DASTSiam: Spatio-Temporal Fusion and Discriminative Augmentation for Improved Siamese Tracking
This work addresses robustness issues in visual object tracking for applications like surveillance and autonomous driving, but it is incremental as it builds on existing Siamese trackers with new modules.
The paper tackled the problem of target appearance changes and cluttered backgrounds in Siamese tracking by introducing two transformer-based modules, DASTSiam, which improved robustness and discrimination, leading to enhanced performance on public datasets.
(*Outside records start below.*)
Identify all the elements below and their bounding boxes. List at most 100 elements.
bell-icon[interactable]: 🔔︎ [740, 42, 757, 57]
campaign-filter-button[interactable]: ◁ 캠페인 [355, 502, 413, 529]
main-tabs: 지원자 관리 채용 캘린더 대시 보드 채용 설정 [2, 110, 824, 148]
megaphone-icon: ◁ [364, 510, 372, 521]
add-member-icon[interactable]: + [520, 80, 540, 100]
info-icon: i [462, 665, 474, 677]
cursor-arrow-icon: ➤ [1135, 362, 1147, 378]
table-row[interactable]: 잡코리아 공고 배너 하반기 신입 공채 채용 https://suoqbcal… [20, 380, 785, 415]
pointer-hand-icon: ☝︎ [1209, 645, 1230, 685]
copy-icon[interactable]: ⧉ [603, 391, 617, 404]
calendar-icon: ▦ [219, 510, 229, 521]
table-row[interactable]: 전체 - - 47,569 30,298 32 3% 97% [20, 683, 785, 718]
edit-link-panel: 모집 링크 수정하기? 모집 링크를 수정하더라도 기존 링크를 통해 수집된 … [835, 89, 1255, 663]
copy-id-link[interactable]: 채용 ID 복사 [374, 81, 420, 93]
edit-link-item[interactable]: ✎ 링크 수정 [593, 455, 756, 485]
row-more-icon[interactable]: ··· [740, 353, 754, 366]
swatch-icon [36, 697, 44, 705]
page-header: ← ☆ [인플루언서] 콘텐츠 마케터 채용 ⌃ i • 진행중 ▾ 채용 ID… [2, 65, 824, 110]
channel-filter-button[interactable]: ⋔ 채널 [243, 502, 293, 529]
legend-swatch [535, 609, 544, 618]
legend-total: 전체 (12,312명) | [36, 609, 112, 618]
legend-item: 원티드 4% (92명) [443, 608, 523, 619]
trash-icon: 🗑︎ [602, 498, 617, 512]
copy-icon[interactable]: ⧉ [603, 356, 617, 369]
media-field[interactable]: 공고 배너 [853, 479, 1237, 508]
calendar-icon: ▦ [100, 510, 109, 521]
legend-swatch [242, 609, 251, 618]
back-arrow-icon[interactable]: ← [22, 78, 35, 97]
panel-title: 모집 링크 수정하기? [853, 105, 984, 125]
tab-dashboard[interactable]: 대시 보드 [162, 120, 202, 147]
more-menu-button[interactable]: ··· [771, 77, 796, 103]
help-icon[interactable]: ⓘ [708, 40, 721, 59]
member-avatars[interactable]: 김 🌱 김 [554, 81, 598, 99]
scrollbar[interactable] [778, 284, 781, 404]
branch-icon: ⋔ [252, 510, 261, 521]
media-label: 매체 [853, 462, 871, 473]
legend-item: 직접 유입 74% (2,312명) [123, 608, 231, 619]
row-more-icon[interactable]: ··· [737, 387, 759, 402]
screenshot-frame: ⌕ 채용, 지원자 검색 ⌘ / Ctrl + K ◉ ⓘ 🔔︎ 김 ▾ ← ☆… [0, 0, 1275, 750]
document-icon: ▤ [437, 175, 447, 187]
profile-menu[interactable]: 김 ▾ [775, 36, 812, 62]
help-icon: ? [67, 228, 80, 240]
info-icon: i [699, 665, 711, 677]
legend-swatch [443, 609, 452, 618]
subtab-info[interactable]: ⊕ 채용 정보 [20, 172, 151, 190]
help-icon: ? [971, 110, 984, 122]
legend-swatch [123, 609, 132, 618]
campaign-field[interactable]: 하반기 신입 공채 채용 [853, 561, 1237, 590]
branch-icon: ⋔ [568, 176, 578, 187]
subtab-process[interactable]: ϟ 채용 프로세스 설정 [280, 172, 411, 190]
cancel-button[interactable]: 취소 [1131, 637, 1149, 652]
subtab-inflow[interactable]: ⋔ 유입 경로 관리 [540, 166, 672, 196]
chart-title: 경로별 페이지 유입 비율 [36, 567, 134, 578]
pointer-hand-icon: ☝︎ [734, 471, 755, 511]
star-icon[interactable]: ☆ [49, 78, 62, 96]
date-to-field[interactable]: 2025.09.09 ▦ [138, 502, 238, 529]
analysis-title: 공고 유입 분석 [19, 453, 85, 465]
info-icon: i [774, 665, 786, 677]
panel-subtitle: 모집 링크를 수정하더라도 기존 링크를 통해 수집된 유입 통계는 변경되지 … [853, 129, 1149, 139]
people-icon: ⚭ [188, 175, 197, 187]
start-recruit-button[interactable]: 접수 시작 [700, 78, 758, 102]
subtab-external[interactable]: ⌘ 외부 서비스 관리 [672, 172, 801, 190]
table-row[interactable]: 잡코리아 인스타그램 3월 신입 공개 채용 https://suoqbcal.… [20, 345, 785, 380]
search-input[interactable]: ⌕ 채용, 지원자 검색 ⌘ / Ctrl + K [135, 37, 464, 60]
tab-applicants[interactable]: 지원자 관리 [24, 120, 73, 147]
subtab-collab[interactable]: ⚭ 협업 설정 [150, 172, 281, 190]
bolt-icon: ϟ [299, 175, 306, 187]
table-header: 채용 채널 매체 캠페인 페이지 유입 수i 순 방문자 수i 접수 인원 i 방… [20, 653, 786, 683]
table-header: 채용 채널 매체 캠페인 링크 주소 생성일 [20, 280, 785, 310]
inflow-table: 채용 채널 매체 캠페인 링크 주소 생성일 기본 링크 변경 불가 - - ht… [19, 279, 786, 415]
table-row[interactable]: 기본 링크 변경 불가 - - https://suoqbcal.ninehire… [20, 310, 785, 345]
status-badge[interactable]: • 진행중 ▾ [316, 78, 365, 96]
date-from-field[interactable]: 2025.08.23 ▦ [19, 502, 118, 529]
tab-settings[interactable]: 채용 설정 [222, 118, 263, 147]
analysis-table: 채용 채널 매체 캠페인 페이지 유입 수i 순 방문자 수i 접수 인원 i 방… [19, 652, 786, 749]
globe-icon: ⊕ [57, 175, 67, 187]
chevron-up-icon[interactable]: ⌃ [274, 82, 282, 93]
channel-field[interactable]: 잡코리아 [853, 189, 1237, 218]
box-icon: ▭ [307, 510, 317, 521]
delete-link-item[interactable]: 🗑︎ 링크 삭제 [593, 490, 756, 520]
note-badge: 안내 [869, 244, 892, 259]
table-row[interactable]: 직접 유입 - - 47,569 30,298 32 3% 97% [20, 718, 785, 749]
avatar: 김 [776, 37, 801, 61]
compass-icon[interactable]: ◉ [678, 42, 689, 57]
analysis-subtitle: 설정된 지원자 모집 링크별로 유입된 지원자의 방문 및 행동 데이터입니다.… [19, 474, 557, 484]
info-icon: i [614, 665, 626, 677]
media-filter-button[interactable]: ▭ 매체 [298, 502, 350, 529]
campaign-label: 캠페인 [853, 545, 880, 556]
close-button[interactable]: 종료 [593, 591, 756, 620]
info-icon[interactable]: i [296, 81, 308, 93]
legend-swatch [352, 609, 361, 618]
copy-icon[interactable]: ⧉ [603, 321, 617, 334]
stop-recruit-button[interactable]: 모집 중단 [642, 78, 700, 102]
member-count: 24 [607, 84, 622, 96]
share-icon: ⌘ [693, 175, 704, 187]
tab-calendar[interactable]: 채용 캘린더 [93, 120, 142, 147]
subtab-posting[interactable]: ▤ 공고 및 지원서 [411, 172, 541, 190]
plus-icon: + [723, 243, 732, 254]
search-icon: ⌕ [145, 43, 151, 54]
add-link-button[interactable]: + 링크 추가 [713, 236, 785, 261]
Tracking tasks based on deep neural networks have greatly improved with the emergence of Siamese trackers. However, the appearance of targets often changes during tracking, which can reduce the robustness of the tracker when facing challenges such as aspect ratio change, occlusion, and scale variation. In addition, cluttered backgrounds can lead to multiple high response points in the response map, leading to incorrect target positioning. In this paper, we introduce two transformer-based modules to improve Siamese tracking called DASTSiam: the spatio-temporal (ST) fusion module and the Discriminative Augmentation (DA) module. The ST module uses cross-attention based accumulation of historical cues to improve robustness against object appearance changes, while the DA module associates semantic information between the template and search region to improve target discrimination. Moreover, Modifying the label assignment of anchors also improves the reliability of the object location. Our modules can be used with all Siamese trackers and show improved performance on several public datasets through comparative and ablation experiments.